Ahmadinejad has routinely called for the annihilation of Israel, and it is Iran that has supported, along with Syria, Hezbollah and other armed terrorist groups operating in the Palestine Authoity. It is also Iran that has been supplying arms, munitions, training, personnel and money to al-Qaeda in Iraq and other sectarian militant factions operating to destabilize efforts to establish democracy in Iraq.
Columbia has also made it clear that if this were 1940 they would welcome Hitler, the man who originated the annihilation of the Jews and brought the world the Holocaust. Hitler was directly responsible for the murder of millions of people for no greater crime than their religious beliefs.
I suppose that Columbia would also welcome with open arms Stalin, Mao, Pol Pot and a host of other mass murderers.
Critics wonder why the leader of a nation that exports terrorism is allowed to speak, but the leader of an American organization that seeks to secure U.S. borders was not.
I guess the answer is simple: Like nearly all universities in America, it is controlled by the hate-America, hate-Bush crowd of leftists. They love America's enemies regardless of how many people they have helped to murder. The leader to secure borders referenced was the leader of the Minutemen who is pushing to secure our nation's borders to reduce the influx of illegal aliens.
However, for me, it's the not allowing ROTC programs on campus that gets my goat.
Whether or not Ahmadinejad should be allowed to speak is something open to debate.
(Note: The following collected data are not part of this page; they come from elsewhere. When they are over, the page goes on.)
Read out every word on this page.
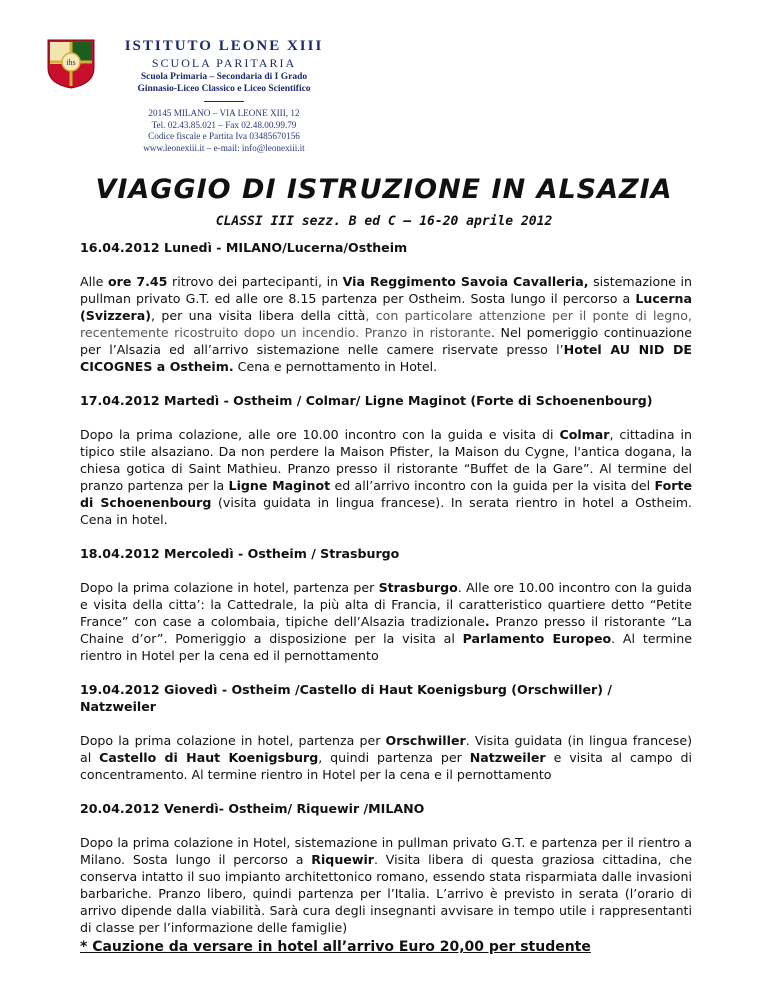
ihs
ISTITUTO LEONE XIII
SCUOLA PARITARIA
Scuola Primaria – Secondaria di I Grado
Ginnasio-Liceo Classico e Liceo Scientifico
20145 MILANO – VIA LEONE XIII, 12
Tel. 02.43.85.021 – Fax 02.48.00.99.79
Codice fiscale e Partita Iva 03485670156
www.leonexiii.it – e-mail: info@leonexiii.it
VIAGGIO DI ISTRUZIONE IN ALSAZIA
CLASSI III sezz. B ed C – 16-20 aprile 2012
16.04.2012 Lunedì - MILANO/Lucerna/Ostheim
Alle ore 7.45 ritrovo dei partecipanti, in Via Reggimento Savoia Cavalleria, sistemazione in pullman privato G.T. ed alle ore 8.15 partenza per Ostheim. Sosta lungo il percorso a Lucerna (Svizzera), per una visita libera della città, con particolare attenzione per il ponte di legno, recentemente ricostruito dopo un incendio. Pranzo in ristorante. Nel pomeriggio continuazione per l’Alsazia ed all’arrivo sistemazione nelle camere riservate presso l’Hotel AU NID DE CICOGNES a Ostheim. Cena e pernottamento in Hotel.
17.04.2012 Martedì - Ostheim / Colmar/ Ligne Maginot (Forte di Schoenenbourg)
Dopo la prima colazione, alle ore 10.00 incontro con la guida e visita di Colmar, cittadina in tipico stile alsaziano. Da non perdere la Maison Pfister, la Maison du Cygne, l'antica dogana, la chiesa gotica di Saint Mathieu. Pranzo presso il ristorante “Buffet de la Gare”. Al termine del pranzo partenza per la Ligne Maginot ed all’arrivo incontro con la guida per la visita del Forte di Schoenenbourg (visita guidata in lingua francese). In serata rientro in hotel a Ostheim. Cena in hotel.
18.04.2012 Mercoledì - Ostheim / Strasburgo
Dopo la prima colazione in hotel, partenza per Strasburgo. Alle ore 10.00 incontro con la guida e visita della citta’: la Cattedrale, la più alta di Francia, il caratteristico quartiere detto “Petite France” con case a colombaia, tipiche dell’Alsazia tradizionale. Pranzo presso il ristorante “La Chaine d’or”. Pomeriggio a disposizione per la visita al Parlamento Europeo. Al termine rientro in Hotel per la cena ed il pernottamento
19.04.2012 Giovedì - Ostheim /Castello di Haut Koenigsburg (Orschwiller) / Natzweiler
Dopo la prima colazione in hotel, partenza per Orschwiller. Visita guidata (in lingua francese) al Castello di Haut Koenigsburg, quindi partenza per Natzweiler e visita al campo di concentramento. Al termine rientro in Hotel per la cena e il pernottamento
20.04.2012 Venerdì- Ostheim/ Riquewir /MILANO
Dopo la prima colazione in Hotel, sistemazione in pullman privato G.T. e partenza per il rientro a Milano. Sosta lungo il percorso a Riquewir. Visita libera di questa graziosa cittadina, che conserva intatto il suo impianto architettonico romano, essendo stata risparmiata dalle invasioni barbariche. Pranzo libero, quindi partenza per l’Italia. L’arrivo è previsto in serata (l’orario di arrivo dipende dalla viabilità. Sarà cura degli insegnanti avvisare in tempo utile i rappresentanti di classe per l’informazione delle famiglie)
* Cauzione da versare in hotel all’arrivo Euro 20,00 per studente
As he is the leader of a nation that committed an act of war against the United States, and he was directly involved in that act, as well as the fact that Iran is carrying out covert (and occasionally overt) acts of war against our allies in the Middle East, I don't think he should be allowed such platforms.
Although it is true that the U.N. treaty forces the U.S. to not deny access to any world leader, regardless of how repugnant that "leader" is, is just one more reason to say that the U.N. has outlived its usefulness.
As for Ahmadinejad, I am with the protestors: Iwannajihad Ahmadinejad Go Home!